Blockchain technology has become a popular way to collect transactional data. Blockchains is safe due to its openness. It can also monitor for data manipulations. But is blockchain secure?
Despite security being extremely strict, there are still 51% attacks or 51% attacks. What is the 51% attack, and how can it happen?
Definition 51% Attack
51% attack is a type of attack on the cryptocurrency blockchain. These attacks often conduct on Bitcoin and an often implemented by miners who control over half of the network’s hash mining rate.
This can occur when one or more miners can take control of a large Proof of Work-based blockchain. By doing this, some attackers can prevent new transactions that could use for confirmation. The delay in confirming payments can cause them to stop. They can cause double-spending and change transactions that’s already complete.
Double-spending can describe as a situation where the digital currency within the blockchain has duplicate or counterfeit. The maximum amount of coins or tokens created by forgery or duplicate use is 2x. Token may only use once. In this way, the network operating mechanism will disrupt.
Have 51% Attacks Ever Happened?
The answer is yes, but not always. In July 2014, the well-known GHash.IO mining pools had exceeded the 51% limit. It led to the Bitcoin mining rate. The terror began to overwhelm the bitcoin community.
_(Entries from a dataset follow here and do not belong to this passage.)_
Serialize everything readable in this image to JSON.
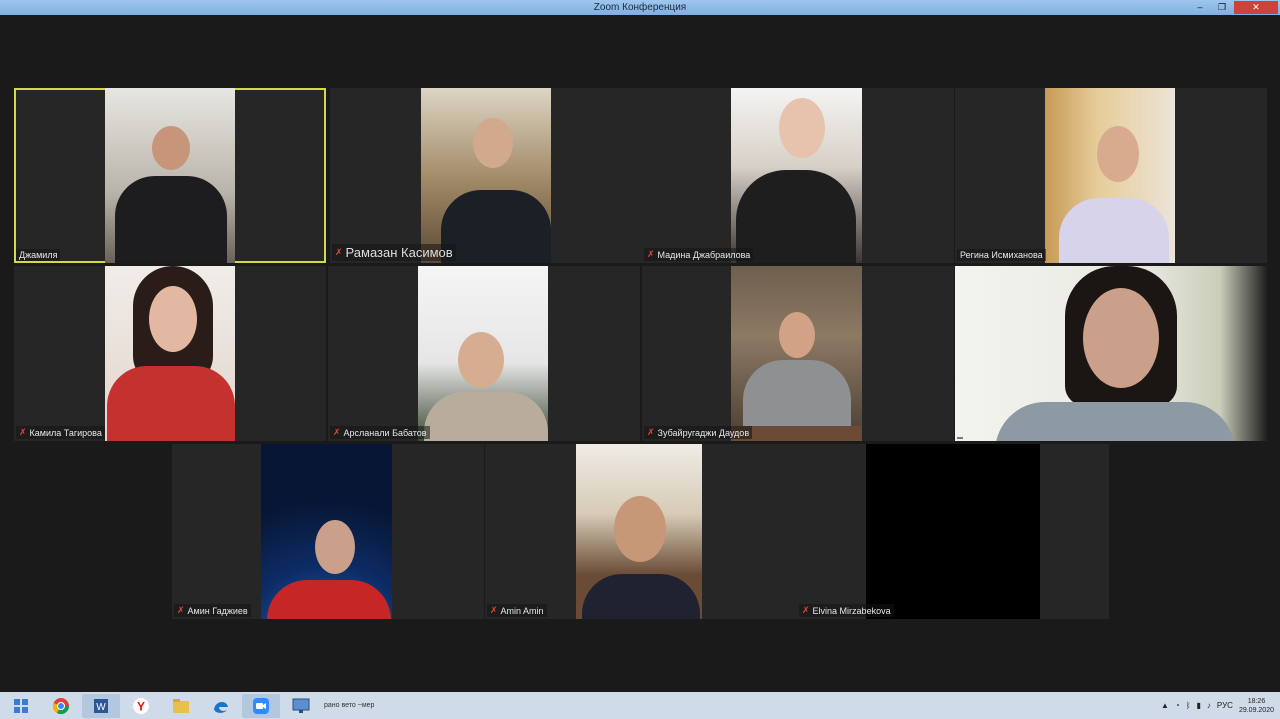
{
  "window": {
    "title": "Zoom Конференция",
    "controls": [
      "–",
      "❐",
      "✕"
    ]
  },
  "participants": [
    {
      "name": "Джамиля",
      "muted": false,
      "active": true
    },
    {
      "name": "Рамазан Касимов",
      "muted": true,
      "active": false
    },
    {
      "name": "Мадина Джабраилова",
      "muted": true,
      "active": false
    },
    {
      "name": "Регина Исмиханова",
      "muted": false,
      "active": false
    },
    {
      "name": "Камила Тагирова",
      "muted": true,
      "active": false
    },
    {
      "name": "Арсланали Бабатов",
      "muted": true,
      "active": false
    },
    {
      "name": "Зубайругаджи Даудов",
      "muted": true,
      "active": false
    },
    {
      "name": "",
      "muted": false,
      "active": false
    },
    {
      "name": "Амин Гаджиев",
      "muted": true,
      "active": false
    },
    {
      "name": "Amin Amin",
      "muted": true,
      "active": false
    },
    {
      "name": "Elvina Mirzabekova",
      "muted": true,
      "active": false
    }
  ],
  "taskbar": {
    "items": [
      "start-icon",
      "word-icon",
      "chrome-icon",
      "yandex-icon",
      "folder-icon",
      "edge-icon",
      "zoom-icon",
      "screen-icon"
    ],
    "partial_text": "рано   вето   ~мер",
    "tray": {
      "language": "РУС",
      "time": "18:26",
      "date": "29.09.2020"
    }
  },
  "colors": {
    "active_border": "#d4d84a",
    "muted_mic": "#e0463c",
    "titlebar": "#8fbbe8",
    "taskbar": "#cfdbe8"
  }
}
Peter Todd, a top bitcoin developer, and investor decided to sell half of his assets in response to the pool’s growing size.
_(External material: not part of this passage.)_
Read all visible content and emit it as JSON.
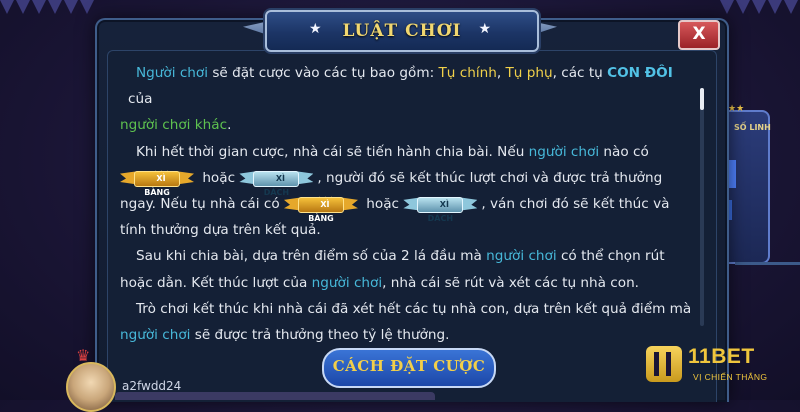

The 51 percent attack information caused the bitcoin price to drop from USD 633 – USD 600 within a short time. GHash.IO published a confession promising to keep the mining pool below 40% of bitcoin’s hash rate. Representatives of GHash.IO asked the other miners in the community to help set a good example.
He called for a new committee to be set up to protect against the 51 percent attack. This committee will comprise representatives from mining firms, Bitcoin businesses, or other specialists.
How Does the 51% Attack Function?
To perform 51% attacks, you can create two distinct blockchains. Blockchain technology will broadcast new blocks that have a mathematical or hash solution once they have been solved. If a miner or group of mining workers controls more than 50% of the computing capacity, they cannot publish their hash.
Due to two blockchains, miners who need to manipulate data may enter Bitcoin transactions on a new version. They can use Bitcoins to buy any item. They can use Bitcoin to buy an item before the Bitcoins are confirmed.
Blockchain mining holds the notion of democracy in its grasp and follows most of it. All miners will see the longest chain in a blockchain as the correct.
51% of attackers are required to continue verifying new transactions to trick other miners. They also need to race to create more blocks and be competitive with the original blocks. This effort is very energy-intensive and nearly impossible to accomplish on a large network, such as Bitcoin.
How to Prevent 51% of Attacks from Happening?
Yes. The only way to prevent 51 attack on the network is decentralization. The network will be protected as long one substance does not control more than 50% of mining power.
The 51% probability of an attack on the Bitcoin network is almost impossible. To achieve this, a miner (or a group of the miner) will need tremendous computing power. They have to conquer millions upon millions of bitcoin miners from around the world. A miner would need billions worth of equipment to utilize such a vast hash capability.
Supercomputers cannot be used to mine Bitcoin. It’s also difficult and expensive to run, so the 51% Attack led to losses for group miners.
A 51% attack against a network is not possible, especially with the Bitcoin blockchain, the most secure cryptocurrency network. It’s very difficult for attackers to gain control over other Bitcoin networks, but it is possible with smaller cryptocurrencies. Altcoins possess a smaller amount of hashing potential than Bitcoin. Monacoin (Bitcoin Gold), ZenCash, and ZenCash all fall prey to this attack.